Over the past couple days, I read Ventures in Mission by Paul O. Madsen. It was published in 1968 during the very early days of what we now call the missional church movement. By comparison, Lesslie Newbigin, whose influence generally credits him as the founder of the movement, didn’t begin his ministry in Great Britain until 1974 and his influence didn’t spread to the United States until the 1980s. The term “missional” was coined in 1998 by Darrell Guder.

I bought this book in a thrift store bag sale. Apparently, it is a companion volume to Mandate for Mission by Eugene L. Smith, which I haven’t read.

Madsen divides his book into five sections covering encounters with people, urbanization, society, institutionalism, and self. The book’s main purpose is to provide real-life examples of missional activity. While most books with such a purpose become quickly dated, researchers studying the missional church will find this book a helpful record of early missional experiments, primarily in the United States but also internationally.

Madsen argues that rapid shifts in technology, society, and culture demand the church to undergo a radical transformation. Specifically, churches need to change from a professional ministry model to a lay ministry model, from an institutional “come” mentality to a missional “go” mentality, from teaching private spirituality to promoting social activism, and from an emphasis on individuals to targeting people groups.

The book is remarkable in that it puts forward virtually all the main arguments that the missional church movement promotes today, forty-four years later. While I appreciated Madsen’s emphasis on lay involvement and external focus, I find three things troubling about Madsen’s argument and in certain trends of the missional church movement today.

First, I am troubled by the argument that the church must change its identity due to developments in technology and shifts in culture. Sure, we must adapt to such things, but to say we need a new identity goes a bit far. In arguing what the church needs to be, the missional church tends to forget what the church has always been and will be for eternity.

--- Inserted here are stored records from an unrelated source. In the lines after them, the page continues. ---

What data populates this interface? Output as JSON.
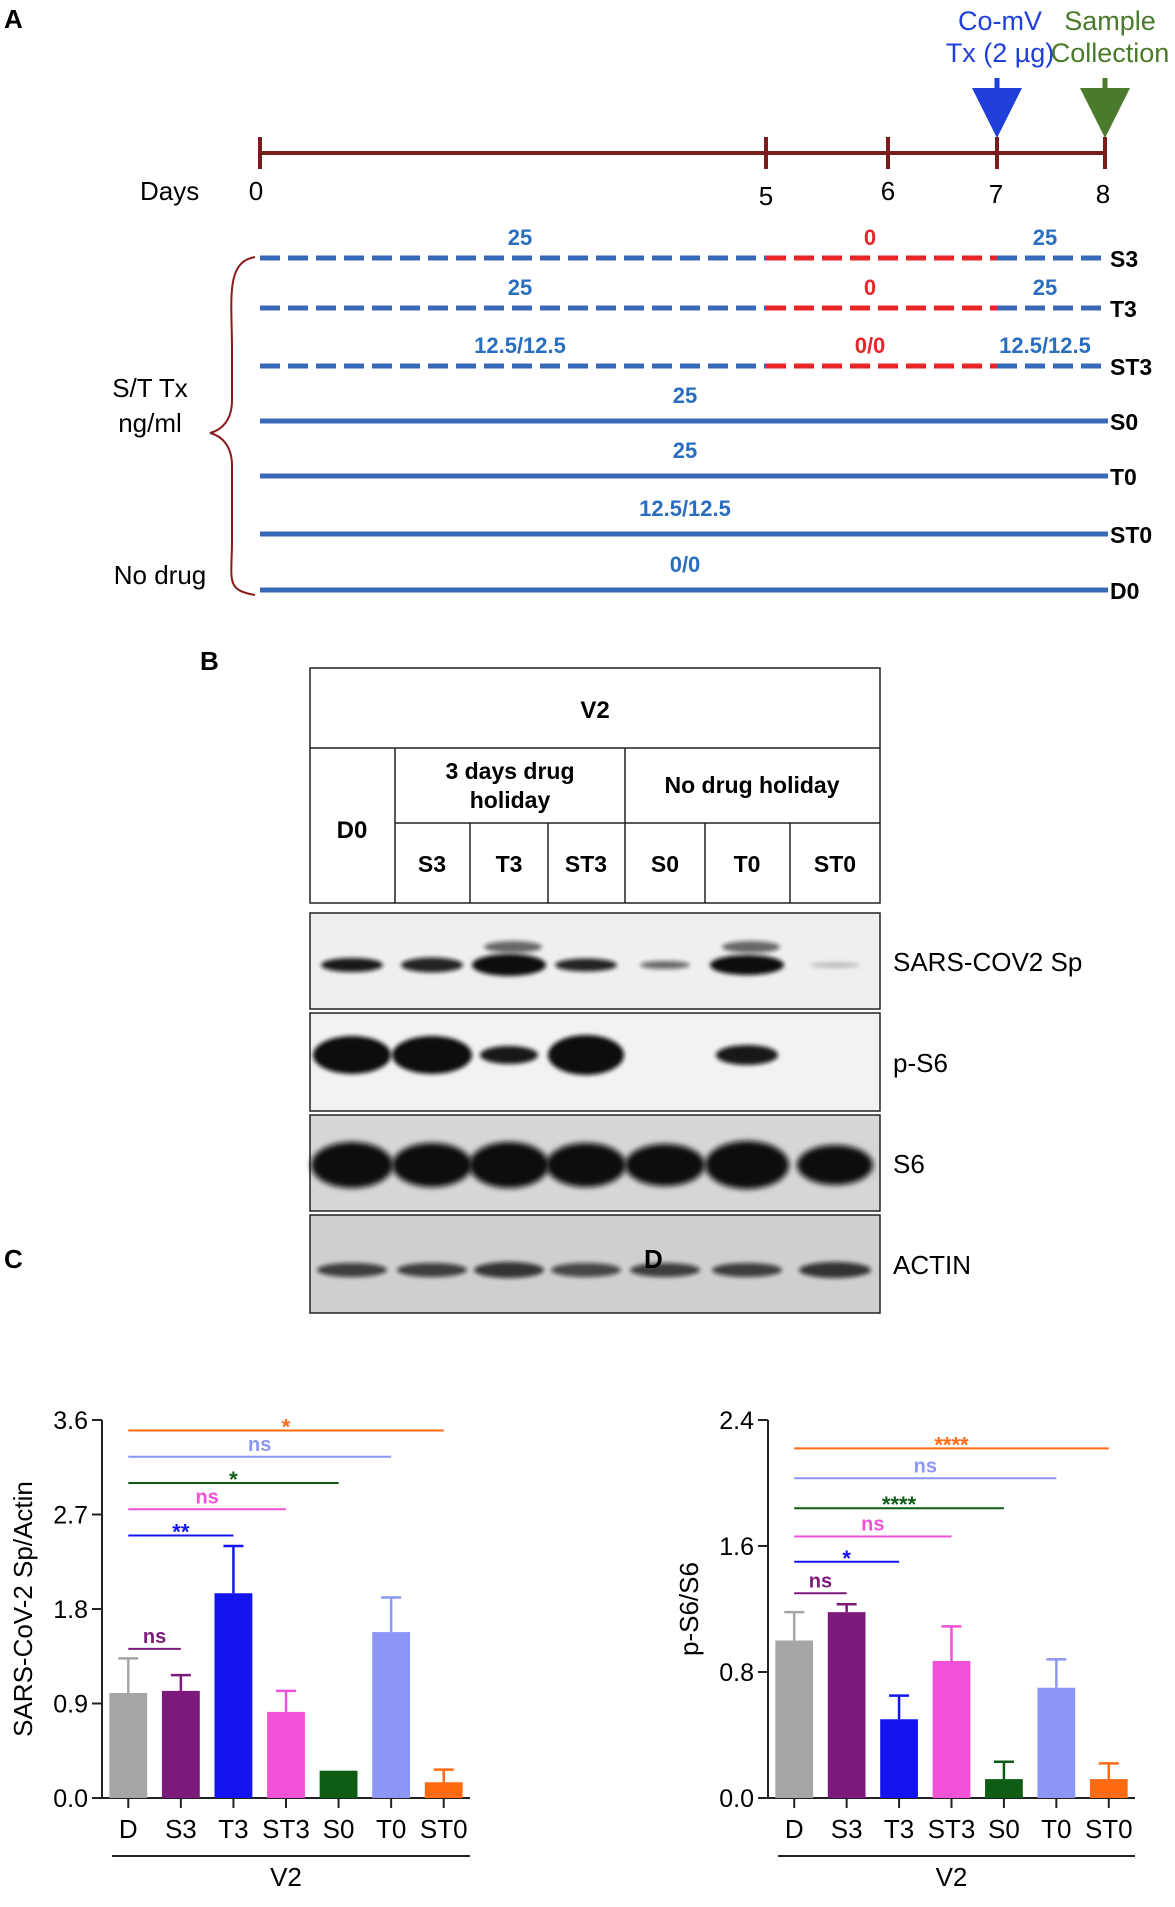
{
  "panel_a": {
    "letter": "A",
    "days_label": "Days",
    "days": [
      "0",
      "5",
      "6",
      "7",
      "8"
    ],
    "events": [
      {
        "line1": "Co-mV",
        "line2": "Tx (2 µg)",
        "color": "#1f3fd8"
      },
      {
        "line1": "Sample",
        "line2": "Collection",
        "color": "#4a7a2a"
      }
    ],
    "rows": [
      {
        "id": "S3",
        "style": "dashed",
        "labels": [
          "25",
          "0",
          "25"
        ]
      },
      {
        "id": "T3",
        "style": "dashed",
        "labels": [
          "25",
          "0",
          "25"
        ]
      },
      {
        "id": "ST3",
        "style": "dashed",
        "labels": [
          "12.5/12.5",
          "0/0",
          "12.5/12.5"
        ]
      },
      {
        "id": "S0",
        "style": "solid",
        "labels": [
          "25"
        ]
      },
      {
        "id": "T0",
        "style": "solid",
        "labels": [
          "25"
        ]
      },
      {
        "id": "ST0",
        "style": "solid",
        "labels": [
          "12.5/12.5"
        ]
      },
      {
        "id": "D0",
        "style": "solid",
        "labels": [
          "0/0"
        ]
      }
    ],
    "bracket_label_1": "S/T Tx",
    "bracket_label_2": "ng/ml",
    "no_drug_label": "No drug",
    "colors": {
      "timeline": "#7a1c1c",
      "drug": "#3a68b8",
      "holiday": "#e8262a",
      "label": "#2a6ec0"
    }
  },
  "panel_b": {
    "letter": "B",
    "virus": "V2",
    "control": "D0",
    "group1_line1": "3 days drug",
    "group1_line2": "holiday",
    "group2": "No drug holiday",
    "lanes": [
      "S3",
      "T3",
      "ST3",
      "S0",
      "T0",
      "ST0"
    ],
    "blots": [
      "SARS-COV2 Sp",
      "p-S6",
      "S6",
      "ACTIN"
    ]
  },
  "panel_c": {
    "letter": "C",
    "chart_data": {
      "type": "bar",
      "categories": [
        "D",
        "S3",
        "T3",
        "ST3",
        "S0",
        "T0",
        "ST0"
      ],
      "values": [
        1.0,
        1.02,
        1.95,
        0.82,
        0.26,
        1.58,
        0.15
      ],
      "errors": [
        0.33,
        0.15,
        0.45,
        0.2,
        0.0,
        0.33,
        0.12
      ],
      "ylabel": "SARS-CoV-2 Sp/Actin",
      "xgroup": "V2",
      "ylim": [
        0,
        3.6
      ],
      "yticks": [
        "0.0",
        "0.9",
        "1.8",
        "2.7",
        "3.6"
      ],
      "colors": [
        "#a6a6a6",
        "#7b1a7b",
        "#1414f0",
        "#f051d6",
        "#0f5c14",
        "#8c96f4",
        "#ff6a12"
      ],
      "significance": [
        {
          "from": 0,
          "to": 1,
          "label": "ns",
          "color": "#7b1a7b",
          "y": 1.42
        },
        {
          "from": 0,
          "to": 2,
          "label": "**",
          "color": "#1414f0",
          "y": 2.5
        },
        {
          "from": 0,
          "to": 3,
          "label": "ns",
          "color": "#f051d6",
          "y": 2.75
        },
        {
          "from": 0,
          "to": 4,
          "label": "*",
          "color": "#0f5c14",
          "y": 3.0
        },
        {
          "from": 0,
          "to": 5,
          "label": "ns",
          "color": "#8c96f4",
          "y": 3.25
        },
        {
          "from": 0,
          "to": 6,
          "label": "*",
          "color": "#ff6a12",
          "y": 3.5
        }
      ]
    }
  },
  "panel_d": {
    "letter": "D",
    "chart_data": {
      "type": "bar",
      "categories": [
        "D",
        "S3",
        "T3",
        "ST3",
        "S0",
        "T0",
        "ST0"
      ],
      "values": [
        1.0,
        1.18,
        0.5,
        0.87,
        0.12,
        0.7,
        0.12
      ],
      "errors": [
        0.18,
        0.05,
        0.15,
        0.22,
        0.11,
        0.18,
        0.1
      ],
      "ylabel": "p-S6/S6",
      "xgroup": "V2",
      "ylim": [
        0,
        2.4
      ],
      "yticks": [
        "0.0",
        "0.8",
        "1.6",
        "2.4"
      ],
      "colors": [
        "#a6a6a6",
        "#7b1a7b",
        "#1414f0",
        "#f051d6",
        "#0f5c14",
        "#8c96f4",
        "#ff6a12"
      ],
      "significance": [
        {
          "from": 0,
          "to": 1,
          "label": "ns",
          "color": "#7b1a7b",
          "y": 1.3
        },
        {
          "from": 0,
          "to": 2,
          "label": "*",
          "color": "#1414f0",
          "y": 1.5
        },
        {
          "from": 0,
          "to": 3,
          "label": "ns",
          "color": "#f051d6",
          "y": 1.66
        },
        {
          "from": 0,
          "to": 4,
          "label": "****",
          "color": "#0f5c14",
          "y": 1.84
        },
        {
          "from": 0,
          "to": 5,
          "label": "ns",
          "color": "#8c96f4",
          "y": 2.03
        },
        {
          "from": 0,
          "to": 6,
          "label": "****",
          "color": "#ff6a12",
          "y": 2.22
        }
      ]
    }
  }
}
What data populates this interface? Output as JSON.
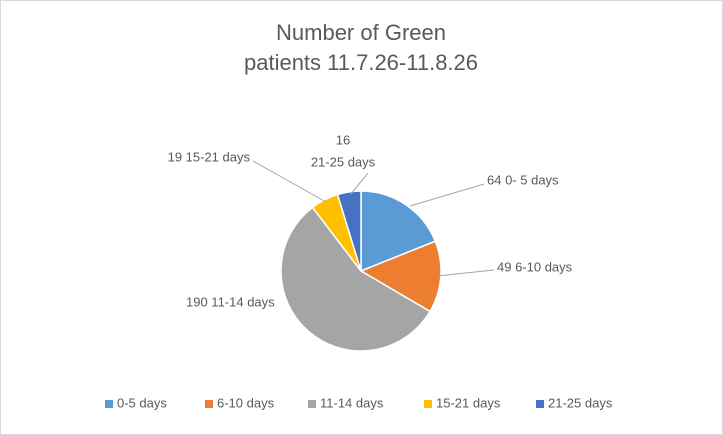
{
  "chart_data": {
    "type": "pie",
    "title": [
      "Number of Green",
      "patients 11.7.26-11.8.26"
    ],
    "categories": [
      "0-5 days",
      "6-10 days",
      "11-14 days",
      "15-21 days",
      "21-25 days"
    ],
    "values": [
      64,
      49,
      190,
      19,
      16
    ],
    "value_labels": [
      [
        "64  0- 5 days"
      ],
      [
        "49  6-10 days"
      ],
      [
        "190 11-14 days"
      ],
      [
        "19 15-21 days"
      ],
      [
        "16",
        "21-25 days"
      ]
    ],
    "colors": [
      "#5b9bd5",
      "#ed7d31",
      "#a5a5a5",
      "#ffc000",
      "#4472c4"
    ],
    "legend": "bottom"
  }
}
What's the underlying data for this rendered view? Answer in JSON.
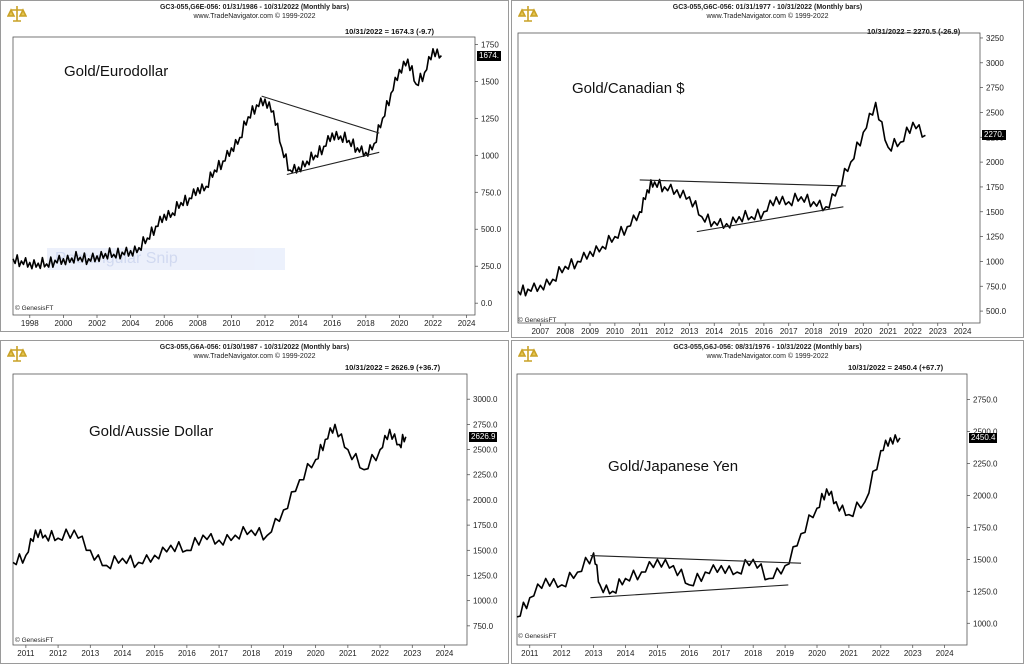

Second, I find the present emphasis on social activism disconcerting. Christians have always had a concern for the poor and an emphasis on loving their neighbors. However, Madsen argues that the church should emphasize social action in place of personal spirituality. That’s like tossing out the eggs to make room for more chickens. Also, the missional church movement takes upon itself to accomplish the missio dei (“mission of God”). Thus Christians should be involved in doing everything God is doing in the world. However, God does a lot of things without asking for our help. He judges and punishes the world for sin. Are we to help God with that? If not, then why do we think He needs our help controlling climate change? Why don’t we instead talk about the missio ecclesiae (“mission of the church”)? Christians should stop trying to take part in everything they think God is doing in the world and instead focus on doing what He has told us to do.

Third, Madsen argues that the church needs to target people groups rather than individuals. We see the fulfillment of his vision in modern American evangelicalism. We have ethnic churches, biker churches, seeker churches, indie rocker churches, and churches for virtually every other segment of society. Missionaries no longer go to countries but to “the such-and-such people of” a country. While this is great marketing, where is the overall unity of the body of Christ in all this? Shouldn’t we be building a church where we are neither Jew nor Greek, biker nor automobilist, urban nor suburb? Our unity should be found in Christ, not our ethnicity or musical preference. The church needs to reach every person in society, but if we segment our ministries to target specific people groups, we surrender the unity of our diversity being lost in Christ.

I will be the first to admit that conservative Christianity as a whole has poorly adapted to cultural change, has failed to address many social problems, and has overlooked many unreached people groups. However, we need to adapt to modern culture without losing our historical identity. We need to address social problems without losing our primary focus on personal spirituality. We need to reach a diverse world without losing our unity in Christ.